Think of your budget as the blueprint to your money. Your budget balances your income against your expenses and allows you to track any financial goals you may have set up, whether that be saving for a trip at the end of the year or committing to regular payments into your RRSP.
The Four-Week Budget System
If you’ve never lived by a budget and are working on a debt repayment system, then enlist the help of your bankruptcy trustee or certified insolvency counsellor to establish how much of your income is going towards payments and other obligations. It can feel difficult to suddenly rely on yourself to set up financial rules to your spending, but there is a helpful four-week strategy that you can use.

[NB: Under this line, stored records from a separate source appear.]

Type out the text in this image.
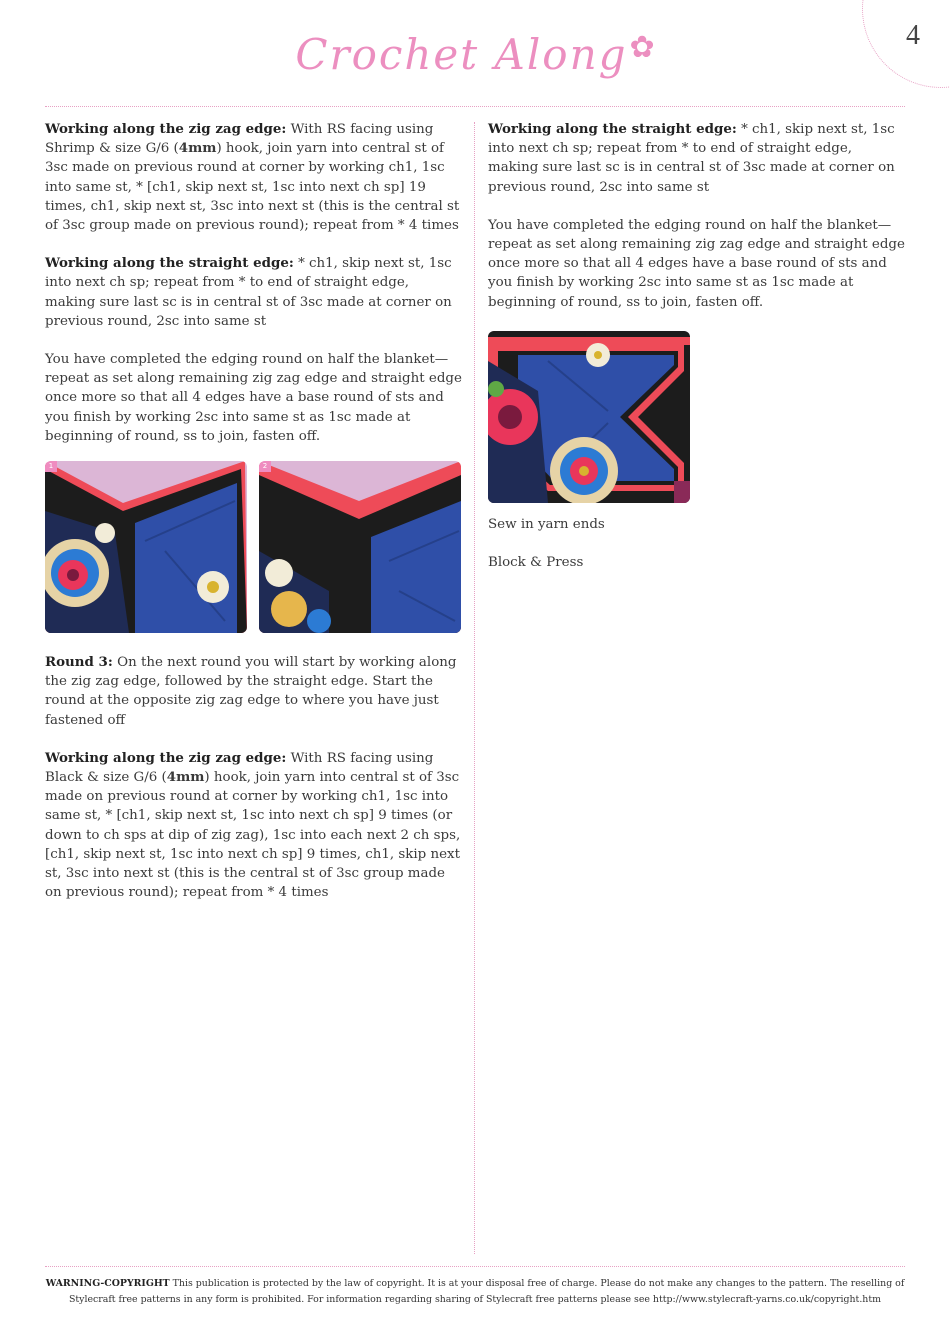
4
Crochet Along✿

Working along the zig zag edge: With RS facing using Shrimp & size G/6 (4mm) hook, join yarn into central st of 3sc made on previous round at corner by working ch1, 1sc into same st, * [ch1, skip next st, 1sc into next ch sp] 19 times, ch1, skip next st, 3sc into next st (this is the central st of 3sc group made on previous round); repeat from * 4 times

Working along the straight edge: * ch1, skip next st, 1sc into next ch sp; repeat from * to end of straight edge, making sure last sc is in central st of 3sc made at corner on previous round, 2sc into same st

You have completed the edging round on half the blanket—repeat as set along remaining zig zag edge and straight edge once more so that all 4 edges have a base round of sts and you finish by working 2sc into same st as 1sc made at beginning of round, ss to join, fasten off.

1	2

Round 3: On the next round you will start by working along the zig zag edge, followed by the straight edge. Start the round at the opposite zig zag edge to where you have just fastened off

Working along the zig zag edge: With RS facing using Black & size G/6 (4mm) hook, join yarn into central st of 3sc made on previous round at corner by working ch1, 1sc into same st, * [ch1, skip next st, 1sc into next ch sp] 9 times (or down to ch sps at dip of zig zag), 1sc into each next 2 ch sps, [ch1, skip next st, 1sc into next ch sp] 9 times, ch1, skip next st, 3sc into next st (this is the central st of 3sc group made on previous round); repeat from * 4 times

Working along the straight edge: * ch1, skip next st, 1sc into next ch sp; repeat from * to end of straight edge, making sure last sc is in central st of 3sc made at corner on previous round, 2sc into same st

You have completed the edging round on half the blanket—repeat as set along remaining zig zag edge and straight edge once more so that all 4 edges have a base round of sts and you finish by working 2sc into same st as 1sc made at beginning of round, ss to join, fasten off.

Sew in yarn ends

Block & Press

WARNING-COPYRIGHT This publication is protected by the law of copyright. It is at your disposal free of charge. Please do not make any changes to the pattern. The reselling of Stylecraft free patterns in any form is prohibited. For information regarding sharing of Stylecraft free patterns please see http://www.stylecraft-yarns.co.uk/copyright.htm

- Week One: categorize your expenses to figure out where your money actually goes. Separate your spending into fixed costs (regular and consistent obligations like rent, student loans, cell phone bill, etc.), non-monthly expenses (irregular but necessary costs like tuition deposits, car registration fees, etc.), and financial goals that you’re working towards.
- Week Two: establish your financial goals and map out a plan for achieving them. For instance, say you want to add another $6,000 to your savings account by the end of the year. Break that number into monthly amounts ($500/month) and add these items to your budget.
- Week Three: prioritize your spending by separating the “wants” from the “needs” and understanding your interest rates.
- Week Four: monitor your progress. Ideally you track your spending on a weekly basis, checking both your long-term and short-term plans. Use a partner to hold you accountable and set up budgeting apps to help stay on track.